Anyone know how to make or ever attempted to make a magnet zapper and if so would you like to share a little info with me. 


Thanks 

DJ Mansfield


----------



## WIGMAN (Oct 13, 1998)

D.J. go to this thread.

http://www.hobbytalk.com/bbs1/showthread.php?t=96122

The second post is by Jamie Hanson, left click on his name and click on e-mail Jamie, He built his own Zapper Years ago and it works great, tell him I sent you and he might let you in on how he built it.
Later, Joel


----------



## eupracer (Nov 17, 2004)

I know Joel you gonna say try Team 1, but I want to find a way to electricute myself.

DJ Mansfield


----------



## WIGMAN (Oct 13, 1998)

D.J. read my post the guy I'm talking about has raced with us before and he built his own.
do you have yahoo messenger?
if so turn it on and check you e-mail for my name.
Joel


----------



## eupracer (Nov 17, 2004)

I have MSN Messenger atm but I can go get Yahoo really quick.


DJ


----------



## WIGMAN (Oct 13, 1998)

go get it

while it's downloading e-mail me at [email protected]


----------



## eupracer (Nov 17, 2004)

I'm getting it right now as we speak. 30 seconds left and I'll be on.


DJ


----------



## WIGMAN (Oct 13, 1998)

you done yet, my yahoo name is jwiggins88


----------



## Jamie Hanson (Dec 3, 2002)

Sorry guys. I have no clue on the zapper. I had a buddy build it for me. I am not sure what was used aside from steel posts and coils of wire. I know there are some resistors, but I am not sure of the ratings. I wish I could be of more help.


----------



## WIGMAN (Oct 13, 1998)

Jamie, you lied to me, you told me you built it. At any rate it works well.

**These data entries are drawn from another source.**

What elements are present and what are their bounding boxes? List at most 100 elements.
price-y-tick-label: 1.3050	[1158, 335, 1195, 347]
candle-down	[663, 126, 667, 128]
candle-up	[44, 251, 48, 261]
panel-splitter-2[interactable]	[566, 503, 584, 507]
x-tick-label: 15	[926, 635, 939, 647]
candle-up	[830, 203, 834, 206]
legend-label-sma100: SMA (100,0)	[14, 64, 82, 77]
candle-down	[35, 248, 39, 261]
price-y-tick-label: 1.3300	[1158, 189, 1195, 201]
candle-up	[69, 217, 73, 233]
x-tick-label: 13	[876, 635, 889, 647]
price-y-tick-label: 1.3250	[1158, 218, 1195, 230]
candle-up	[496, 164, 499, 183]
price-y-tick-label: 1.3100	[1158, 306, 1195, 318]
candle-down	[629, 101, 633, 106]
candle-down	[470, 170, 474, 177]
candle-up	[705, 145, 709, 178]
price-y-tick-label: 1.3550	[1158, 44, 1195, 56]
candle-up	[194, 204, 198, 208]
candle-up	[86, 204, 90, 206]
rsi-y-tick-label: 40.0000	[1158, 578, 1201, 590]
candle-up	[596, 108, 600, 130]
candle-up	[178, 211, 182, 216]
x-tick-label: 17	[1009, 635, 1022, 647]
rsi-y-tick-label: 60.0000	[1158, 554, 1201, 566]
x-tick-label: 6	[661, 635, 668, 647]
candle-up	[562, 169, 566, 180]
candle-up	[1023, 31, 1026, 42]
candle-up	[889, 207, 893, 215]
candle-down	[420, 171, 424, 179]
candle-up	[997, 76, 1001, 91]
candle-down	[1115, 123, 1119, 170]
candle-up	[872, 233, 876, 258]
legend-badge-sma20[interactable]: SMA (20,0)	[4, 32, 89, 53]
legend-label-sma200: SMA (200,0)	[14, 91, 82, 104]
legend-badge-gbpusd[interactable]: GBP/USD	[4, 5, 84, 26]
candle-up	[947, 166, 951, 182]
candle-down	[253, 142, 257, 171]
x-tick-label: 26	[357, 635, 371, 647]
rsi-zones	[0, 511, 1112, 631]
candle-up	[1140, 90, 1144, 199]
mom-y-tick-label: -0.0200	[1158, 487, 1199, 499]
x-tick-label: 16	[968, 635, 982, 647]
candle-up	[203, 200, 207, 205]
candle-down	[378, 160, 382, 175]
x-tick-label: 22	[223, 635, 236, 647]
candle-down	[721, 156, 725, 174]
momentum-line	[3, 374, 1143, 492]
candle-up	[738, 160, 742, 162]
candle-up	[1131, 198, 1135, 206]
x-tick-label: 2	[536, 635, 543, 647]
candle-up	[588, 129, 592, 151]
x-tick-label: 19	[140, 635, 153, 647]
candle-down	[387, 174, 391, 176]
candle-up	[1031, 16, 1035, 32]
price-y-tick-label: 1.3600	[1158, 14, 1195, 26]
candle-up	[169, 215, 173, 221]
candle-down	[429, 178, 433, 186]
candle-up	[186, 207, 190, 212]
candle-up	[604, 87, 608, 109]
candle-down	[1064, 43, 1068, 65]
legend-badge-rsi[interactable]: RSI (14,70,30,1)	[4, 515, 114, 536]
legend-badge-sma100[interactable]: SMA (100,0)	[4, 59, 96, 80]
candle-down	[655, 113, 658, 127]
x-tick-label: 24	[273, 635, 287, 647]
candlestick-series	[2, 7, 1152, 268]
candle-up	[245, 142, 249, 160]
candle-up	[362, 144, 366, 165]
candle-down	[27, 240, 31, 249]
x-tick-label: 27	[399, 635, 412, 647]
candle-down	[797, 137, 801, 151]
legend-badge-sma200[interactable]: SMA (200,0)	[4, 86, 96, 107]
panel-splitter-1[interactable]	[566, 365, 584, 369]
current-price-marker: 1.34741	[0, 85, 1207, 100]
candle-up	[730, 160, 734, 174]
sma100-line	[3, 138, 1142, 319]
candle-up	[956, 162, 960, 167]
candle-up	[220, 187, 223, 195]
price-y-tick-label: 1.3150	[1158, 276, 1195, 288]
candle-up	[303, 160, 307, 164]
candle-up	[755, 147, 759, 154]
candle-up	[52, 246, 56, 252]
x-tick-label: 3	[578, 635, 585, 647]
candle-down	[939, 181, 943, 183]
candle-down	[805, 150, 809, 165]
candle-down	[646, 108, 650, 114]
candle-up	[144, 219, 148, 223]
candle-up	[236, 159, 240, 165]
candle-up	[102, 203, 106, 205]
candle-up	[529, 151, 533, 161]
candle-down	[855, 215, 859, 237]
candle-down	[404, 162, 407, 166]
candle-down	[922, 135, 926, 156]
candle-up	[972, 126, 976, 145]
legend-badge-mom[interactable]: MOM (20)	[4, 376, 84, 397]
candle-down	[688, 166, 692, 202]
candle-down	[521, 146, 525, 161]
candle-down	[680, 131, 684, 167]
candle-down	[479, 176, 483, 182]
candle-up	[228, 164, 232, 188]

Hope to race with you soon Jamie, put us on your calendar for May 7th.
Joel


----------



## eupracer (Nov 17, 2004)

Is the guy that built the zapper for ya still around and want to make some cash if so PM me or email me at [email protected]

Thanks

DJ Mansfield


----------



## Jamie Hanson (Dec 3, 2002)

May is far enough out, I think I can plan for that. As far as the guy, I think be built it on a limitted basis, but I will talk to him about it.


----------



## hurricaneracing (Jun 24, 2002)

Buikding a zapper is very exspensive. I have built my own by time I got the materials right I spent wwwaaayyyy more than it would cost to buy one. If you are still interested let me know and we will see what we can come up with.


----------



## eupracer (Nov 17, 2004)

Yes I'm still interested. I'm always looking for projects when its comes time for my R/C. I built a motor cooling stand that my XXX-S sits on and many other little gadgets that help me out at the track. Drop me an email [email protected] and lets figure some things out.

Thanks

DJ Mansfield


----------



## EAMotorsports (Sep 25, 2001)

Best zapper on the market hands down... www.thunderrc.com 

EA


----------



## J_Bone (Nov 17, 2004)

WOW! $650...is there a cheaper way to make one? Has anyone found out?


----------



## EAMotorsports (Sep 25, 2001)

You might be able to buld one for about 200.00 less...but it will look crapy and not work very good. If you want the best you have to pay...Or just mail your cans off to someone with a good zapper and pay them a few bucks a can. Any good motor tuner offers this service. 

EA


----------